If pro services exceed 15–20% of total revenue and services margin falls below 30%, the overall gross margin will likely land below the 77% benchmark. That's a useful rule of thumb for companies evaluating their services mix.
|
Efficiency Metric |
Median |
Context |
|
ARR per Employee ($50M–$100M) |
$200K |
Climbing steadily |
|
ARR per Employee ($100M+) |
$300K |
AI-driven productivity |
|
S&M as % of Revenue |
37% |
VC-backed: 47%; PE-backed: 33% |
|
R&D as % of Revenue |
34% |
Private: 34% vs. Public: 23% |
|
G&A as % of Revenue |
24% |
Higher for equity-backed |
|
Total Gross Margin |
77% |
Subscription-only: 81% |
How AI Is Changing SaaS Benchmarks
AI isn't just a product feature anymore — it's reshaping the benchmarks themselves. Every company founded in 2025 that participated in High Alpha's survey reported AI as core to its product. Ten years ago, that figure was zero.
The performance impact is measurable. AI-core SaaS companies grow roughly twice as fast as those where AI is a supporting feature. The gap is most pronounced in early-stage companies ($1–5M ARR), where AI differentiation drives roughly 70% faster growth.
On the cost side, engineering is the department most affected by AI-driven headcount reductions — over one-fourth of survey respondents reported reducing engineering headcount due to AI. Customer success/support and marketing are the second and third most impacted areas.

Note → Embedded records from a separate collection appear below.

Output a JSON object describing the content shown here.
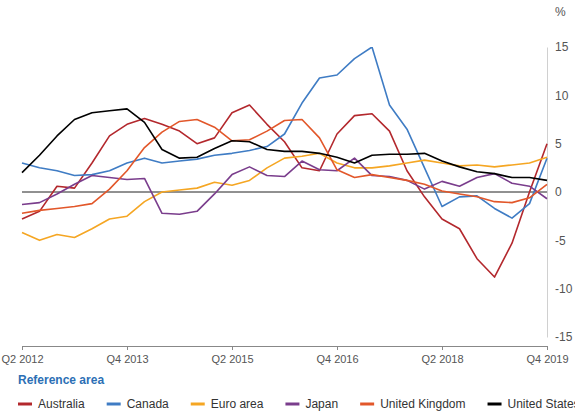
{
  "chart_data": {
    "type": "line",
    "ylabel": "%",
    "legend_title": "Reference area",
    "legend": "bottom",
    "grid": false,
    "categories": [
      "Q2 2012",
      null,
      null,
      null,
      null,
      null,
      "Q4 2013",
      null,
      null,
      null,
      null,
      null,
      "Q2 2015",
      null,
      null,
      null,
      null,
      null,
      "Q4 2016",
      null,
      null,
      null,
      null,
      null,
      "Q2 2018",
      null,
      null,
      null,
      null,
      null,
      "Q4 2019"
    ],
    "ylim": [
      -15,
      15
    ],
    "yticks": [
      -15,
      -10,
      -5,
      0,
      5,
      10,
      15
    ],
    "series": [
      {
        "name": "Australia",
        "color": "#b3282d",
        "values": [
          -2.8,
          -2.0,
          0.6,
          0.4,
          3.0,
          5.8,
          7.0,
          7.6,
          7.0,
          6.3,
          5.0,
          5.6,
          8.2,
          9.0,
          7.0,
          5.2,
          2.5,
          2.2,
          6.0,
          7.9,
          8.1,
          6.3,
          2.2,
          -0.5,
          -2.8,
          -3.8,
          -6.9,
          -8.8,
          -5.3,
          0.0,
          5.0
        ]
      },
      {
        "name": "Canada",
        "color": "#3f7cc4",
        "values": [
          3.0,
          2.5,
          2.2,
          1.7,
          1.8,
          2.2,
          3.0,
          3.5,
          3.0,
          3.2,
          3.4,
          3.8,
          4.0,
          4.3,
          4.7,
          6.0,
          9.2,
          11.8,
          12.1,
          13.8,
          15.0,
          9.0,
          6.5,
          2.5,
          -1.5,
          -0.5,
          -0.4,
          -1.7,
          -2.7,
          -1.2,
          3.5
        ]
      },
      {
        "name": "Euro area",
        "color": "#f5a623",
        "values": [
          -4.2,
          -5.0,
          -4.4,
          -4.7,
          -3.8,
          -2.8,
          -2.5,
          -1.0,
          0.0,
          0.2,
          0.4,
          1.0,
          0.7,
          1.2,
          2.5,
          3.5,
          3.7,
          4.0,
          3.0,
          2.5,
          2.5,
          2.7,
          3.0,
          3.3,
          3.0,
          2.7,
          2.8,
          2.6,
          2.8,
          3.0,
          3.6
        ]
      },
      {
        "name": "Japan",
        "color": "#7a3d8c",
        "values": [
          -1.3,
          -1.1,
          -0.2,
          0.8,
          1.7,
          1.5,
          1.3,
          1.4,
          -2.2,
          -2.3,
          -2.0,
          -0.2,
          1.8,
          2.6,
          1.7,
          1.6,
          3.2,
          2.3,
          2.2,
          3.5,
          1.7,
          1.6,
          1.2,
          0.3,
          1.1,
          0.6,
          1.5,
          1.9,
          0.9,
          0.6,
          -0.7
        ]
      },
      {
        "name": "United Kingdom",
        "color": "#e2572a",
        "values": [
          -2.2,
          -1.9,
          -1.7,
          -1.5,
          -1.2,
          0.3,
          2.2,
          4.6,
          6.2,
          7.3,
          7.5,
          6.7,
          5.3,
          5.4,
          6.3,
          7.4,
          7.5,
          5.6,
          2.3,
          1.5,
          1.8,
          1.5,
          1.2,
          0.8,
          0.1,
          -0.2,
          -0.5,
          -1.0,
          -1.1,
          -0.6,
          0.8
        ]
      },
      {
        "name": "United States",
        "color": "#000000",
        "values": [
          2.0,
          3.8,
          5.8,
          7.5,
          8.2,
          8.4,
          8.6,
          7.2,
          4.4,
          3.5,
          3.6,
          4.5,
          5.3,
          5.2,
          4.4,
          4.2,
          4.2,
          4.0,
          3.6,
          3.0,
          3.8,
          3.9,
          3.9,
          4.0,
          3.2,
          2.6,
          2.1,
          1.9,
          1.5,
          1.5,
          1.2
        ]
      }
    ]
  }
}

But here's the tension: fewer than 25% of companies have KPIs or dashboards to actually measure AI's internal impact. Over a third still rely on informal team feedback. Companies are investing in AI broadly but lack the frameworks to know what's working and what isn't. That measurement gap is arguably the biggest operational risk in SaaS right now.
AI is also pressuring gross margins. Compute costs associated with AI features can reduce subscription gross margins, though companies with AI at the core report that higher growth and retention offset the margin compression.
Conclusion
SaaS benchmarks in 2025 tell a story of maturing efficiency, rising acquisition costs, and AI-driven productivity gains. Growth is moderating but not collapsing. Retention is holding. And the companies pulling ahead are the ones embedding AI into operations — not just products — and measuring the results.

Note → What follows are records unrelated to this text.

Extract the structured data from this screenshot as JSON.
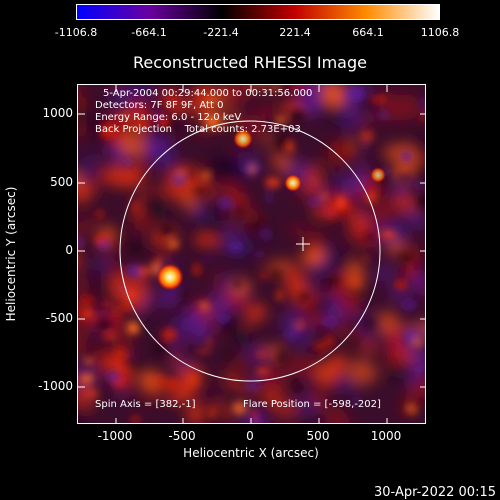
{
  "colorbar": {
    "labels": [
      "-1106.8",
      "-664.1",
      "-221.4",
      "221.4",
      "664.1",
      "1106.8"
    ],
    "colors": [
      "#0000ff",
      "#6a00a0",
      "#000000",
      "#c00000",
      "#ff8c00",
      "#ffffff"
    ]
  },
  "title": "Reconstructed RHESSI Image",
  "info": {
    "line1": "5-Apr-2004 00:29:44.000 to 00:31:56.000",
    "line2": "Detectors: 7F 8F 9F, Att 0",
    "line3": "Energy Range: 6.0 - 12.0 keV",
    "line4": "Back Projection    Total counts: 2.73E+03",
    "spin_axis": "Spin Axis = [382,-1]",
    "flare_position": "Flare Position = [-598,-202]"
  },
  "axes": {
    "ylabel": "Heliocentric Y (arcsec)",
    "xlabel": "Heliocentric X (arcsec)",
    "yticks": [
      "1000",
      "500",
      "0",
      "-500",
      "-1000"
    ],
    "xticks": [
      "-1000",
      "-500",
      "0",
      "500",
      "1000"
    ]
  },
  "timestamp": "30-Apr-2022 00:15"
}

Frequently Asked Questions
What is a good growth rate for a SaaS company?
It depends on size. Early-stage companies (<$5M ARR) should target 40–50%+. At $20M–$50M, 20–25% is median. Growth naturally declines with scale — evaluate against your ARR band, not a universal number.
What is a good gross retention rate for SaaS?

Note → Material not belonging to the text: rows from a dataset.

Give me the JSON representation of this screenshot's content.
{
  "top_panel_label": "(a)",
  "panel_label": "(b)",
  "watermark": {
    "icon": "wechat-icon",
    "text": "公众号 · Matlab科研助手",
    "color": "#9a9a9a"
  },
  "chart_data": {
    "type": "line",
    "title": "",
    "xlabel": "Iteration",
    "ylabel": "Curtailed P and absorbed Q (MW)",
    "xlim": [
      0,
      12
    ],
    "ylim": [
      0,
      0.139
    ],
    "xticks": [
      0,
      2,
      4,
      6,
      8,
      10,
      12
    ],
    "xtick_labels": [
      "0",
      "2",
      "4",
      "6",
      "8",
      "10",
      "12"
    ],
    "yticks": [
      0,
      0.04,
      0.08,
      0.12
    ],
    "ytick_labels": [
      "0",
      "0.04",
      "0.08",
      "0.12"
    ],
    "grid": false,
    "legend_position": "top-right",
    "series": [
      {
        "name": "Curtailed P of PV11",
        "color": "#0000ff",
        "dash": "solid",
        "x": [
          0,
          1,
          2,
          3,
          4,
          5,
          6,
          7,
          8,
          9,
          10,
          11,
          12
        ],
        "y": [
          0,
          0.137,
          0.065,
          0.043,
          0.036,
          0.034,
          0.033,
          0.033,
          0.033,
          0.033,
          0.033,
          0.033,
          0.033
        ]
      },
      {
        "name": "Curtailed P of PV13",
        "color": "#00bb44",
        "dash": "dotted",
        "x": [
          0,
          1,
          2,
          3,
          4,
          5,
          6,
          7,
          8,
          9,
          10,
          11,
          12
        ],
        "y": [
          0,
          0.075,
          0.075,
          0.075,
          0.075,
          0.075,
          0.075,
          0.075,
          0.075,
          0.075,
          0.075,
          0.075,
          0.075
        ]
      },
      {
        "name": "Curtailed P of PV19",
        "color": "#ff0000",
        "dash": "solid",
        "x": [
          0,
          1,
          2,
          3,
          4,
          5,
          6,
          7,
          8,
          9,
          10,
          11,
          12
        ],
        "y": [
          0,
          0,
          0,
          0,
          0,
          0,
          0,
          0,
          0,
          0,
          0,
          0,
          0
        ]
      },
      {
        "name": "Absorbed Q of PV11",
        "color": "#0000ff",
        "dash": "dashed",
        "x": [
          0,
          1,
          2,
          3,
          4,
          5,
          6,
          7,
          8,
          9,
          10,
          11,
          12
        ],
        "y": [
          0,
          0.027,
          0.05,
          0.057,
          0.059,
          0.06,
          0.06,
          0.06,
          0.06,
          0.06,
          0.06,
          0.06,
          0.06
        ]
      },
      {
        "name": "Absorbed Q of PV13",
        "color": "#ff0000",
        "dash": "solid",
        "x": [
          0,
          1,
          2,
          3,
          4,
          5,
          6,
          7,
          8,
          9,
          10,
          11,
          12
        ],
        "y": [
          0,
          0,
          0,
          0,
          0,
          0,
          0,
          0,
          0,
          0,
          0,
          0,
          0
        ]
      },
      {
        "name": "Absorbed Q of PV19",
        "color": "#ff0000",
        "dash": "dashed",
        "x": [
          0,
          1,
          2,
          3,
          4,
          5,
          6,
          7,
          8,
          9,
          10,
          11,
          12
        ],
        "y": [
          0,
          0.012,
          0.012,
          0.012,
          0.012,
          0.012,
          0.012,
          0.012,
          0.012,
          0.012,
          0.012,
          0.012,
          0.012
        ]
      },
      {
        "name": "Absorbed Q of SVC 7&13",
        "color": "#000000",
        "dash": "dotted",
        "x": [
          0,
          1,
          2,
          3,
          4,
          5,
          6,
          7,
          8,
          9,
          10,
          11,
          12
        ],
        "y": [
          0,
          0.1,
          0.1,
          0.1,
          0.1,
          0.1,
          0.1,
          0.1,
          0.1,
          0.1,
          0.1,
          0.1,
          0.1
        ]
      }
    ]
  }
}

The median GRR is 88%. Top-quartile companies retain 93% or more. GRR below 85% typically signals product-market fit or customer success issues worth investigating.
How much should a SaaS company spend on sales and marketing?
The median is 37% of revenue overall. VC-backed companies spend 47%, PE-backed spend 33%. Higher-growth companies consistently spend ~20% more on sales and ~40% more on marketing than slower peers.
What is a good CAC payback period?
It varies by ACV. The "12-month payback" rule of thumb oversimplifies. Higher-ACV enterprise deals ($250K+) often show shorter payback than mid-range deals, despite longer sales cycles.